A members-only hotel for killers governed by a strict set of rules – so far, so (John) Wickensian. But Hotel Artemis carves its own identity (occasionally on a human neck). Writer-director Drew Pearce keeps things contained within the evocatively designed Hotel, making the movie a chamber piece that unfolds like a finely tuned play. In a play you need characters it’s a pleasure to watch bounce off of each other, and the film delivers. Sterling K. Brown is a likable, solid-as-a-rock heist mastermind, offering a humane bedrock among the clients. As an effortlessly magnetic French assassin, Sofia Boutella finds maybe her best role yet (and she has pretty good taste). Best of all is the Nurse, animated by a bravura performance from Foster.
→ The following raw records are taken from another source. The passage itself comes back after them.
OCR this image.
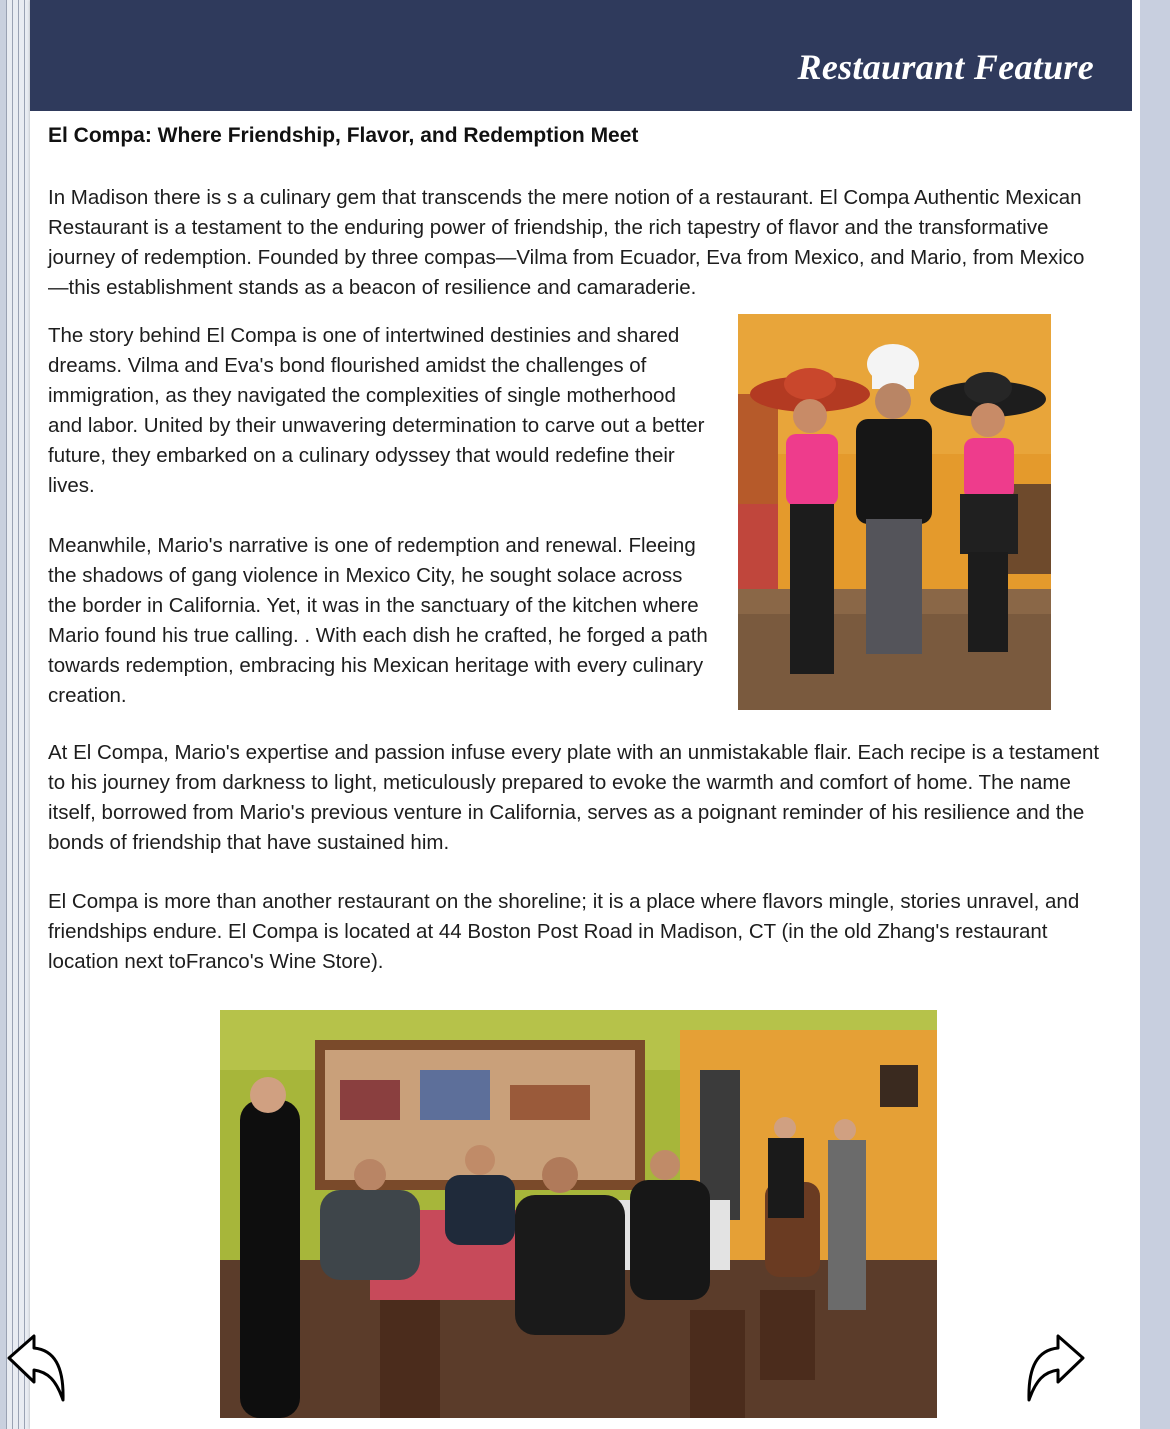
Restaurant Feature
El Compa: Where Friendship, Flavor, and Redemption Meet

In Madison there is s a culinary gem that transcends the mere notion of a restaurant. El Compa Authentic Mexican Restaurant is a testament to the enduring power of friendship, the rich tapestry of flavor and the transformative journey of redemption. Founded by three compas—Vilma from Ecuador, Eva from Mexico, and Mario, from Mexico—this establishment stands as a beacon of resilience and camaraderie.

The story behind El Compa is one of intertwined destinies and shared dreams. Vilma and Eva's bond flourished amidst the challenges of immigration, as they navigated the complexities of single motherhood and labor. United by their unwavering determination to carve out a better future, they embarked on a culinary odyssey that would redefine their lives.

Meanwhile, Mario's narrative is one of redemption and renewal. Fleeing the shadows of gang violence in Mexico City, he sought solace across the border in California. Yet, it was in the sanctuary of the kitchen where Mario found his true calling. . With each dish he crafted, he forged a path towards redemption, embracing his Mexican heritage with every culinary creation.

At El Compa, Mario's expertise and passion infuse every plate with an unmistakable flair. Each recipe is a testament to his journey from darkness to light, meticulously prepared to evoke the warmth and comfort of home. The name itself, borrowed from Mario's previous venture in California, serves as a poignant reminder of his resilience and the bonds of friendship that have sustained him.

El Compa is more than another restaurant on the shoreline; it is a place where flavors mingle, stories unravel, and friendships endure. El Compa is located at 44 Boston Post Road in Madison, CT (in the old Zhang's restaurant location next toFranco's Wine Store).
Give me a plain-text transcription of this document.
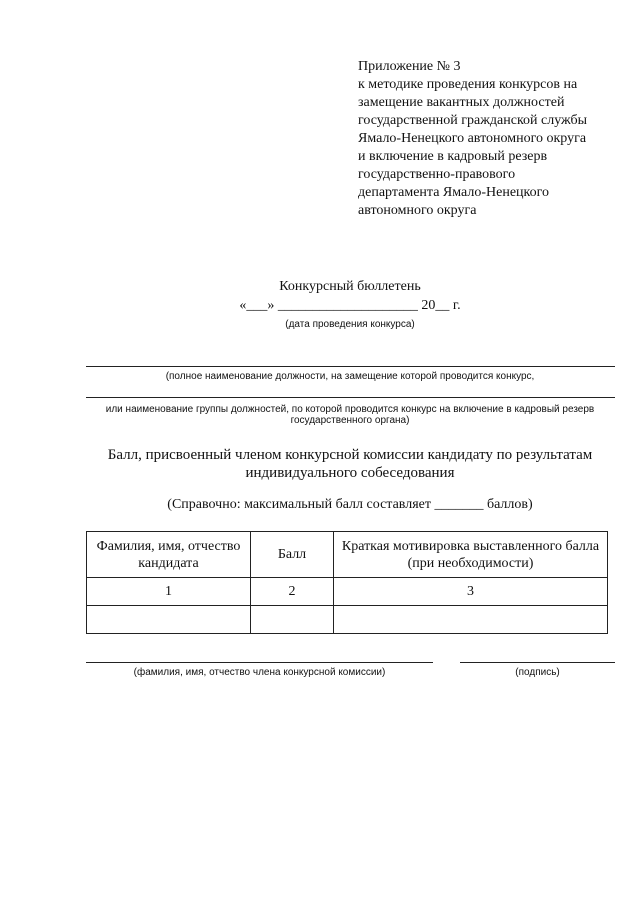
Приложение № 3
к методике проведения конкурсов на
замещение вакантных должностей
государственной гражданской службы
Ямало-Ненецкого автономного округа
и включение в кадровый резерв
государственно-правового
департамента Ямало-Ненецкого
автономного округа
Конкурсный бюллетень
«___» ____________________ 20__ г.
(дата проведения конкурса)
(полное наименование должности, на замещение которой проводится конкурс,
или наименование группы должностей, по которой проводится конкурс на включение в кадровый резерв
государственного органа)
Балл, присвоенный членом конкурсной комиссии кандидату по результатам
индивидуального собеседования
(Справочно: максимальный балл составляет _______ баллов)
Фамилия, имя, отчество кандидата	Балл	Краткая мотивировка выставленного балла (при необходимости)
1	2	3

(фамилия, имя, отчество члена конкурсной комиссии)	(подпись)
She injects world-weary humor into this ideal protagonist, forever shambolically running to fix up the next patient, put out the next fire.

Pearce’s screenplay overflows with punchy neo-noir dialogue, enhancing the feeling of Hotel Artemis as a writerly movie. (Another sort of stagey conceit is that all the characters are referred to by codenames; for instance, Bautista’s hulking health care professional is Everest.) Pearce’s near-future world-building is nicely on the fringes; lived-in technology at the Hotel, breadcrumbs of backstory, and the not-so-subtle setup of an L.A. heading for dystopia.

If there’s a hang-up with the film, it’s that the screenplay is a little too eager to call back to itself and pay off previous moments and lines of dialogue. (This is a weird complaint, like the movie… fits together too well?) Also, there sure are a lot of life-changing things coincidentally happening on this one night. In the end, it’s safe to call these nitpicks.

Hotel Artemis is a rare beast in that it’s one of those movies that simply radiates “cool”, but it’s also got a lot of storytelling meat on the bones as well as humanity. It’s hard to overstate how marvelous Jodie Foster is in the movie, and Drew Pearce’s script is sharp enough to draw blood. In Pearce’s career prior to checking into the Artemis, he’s been paired with marquee writing talent on excellent blockbusters (with Shane Black on Iron Man Three, with Christopher McQuarrie on Mission: Impossible – Rogue Nation), and now his directorial debut establishes him as a significant talent in his own right. I highly recommend this hotel on Expedia, Yelp, or your booking site of choice.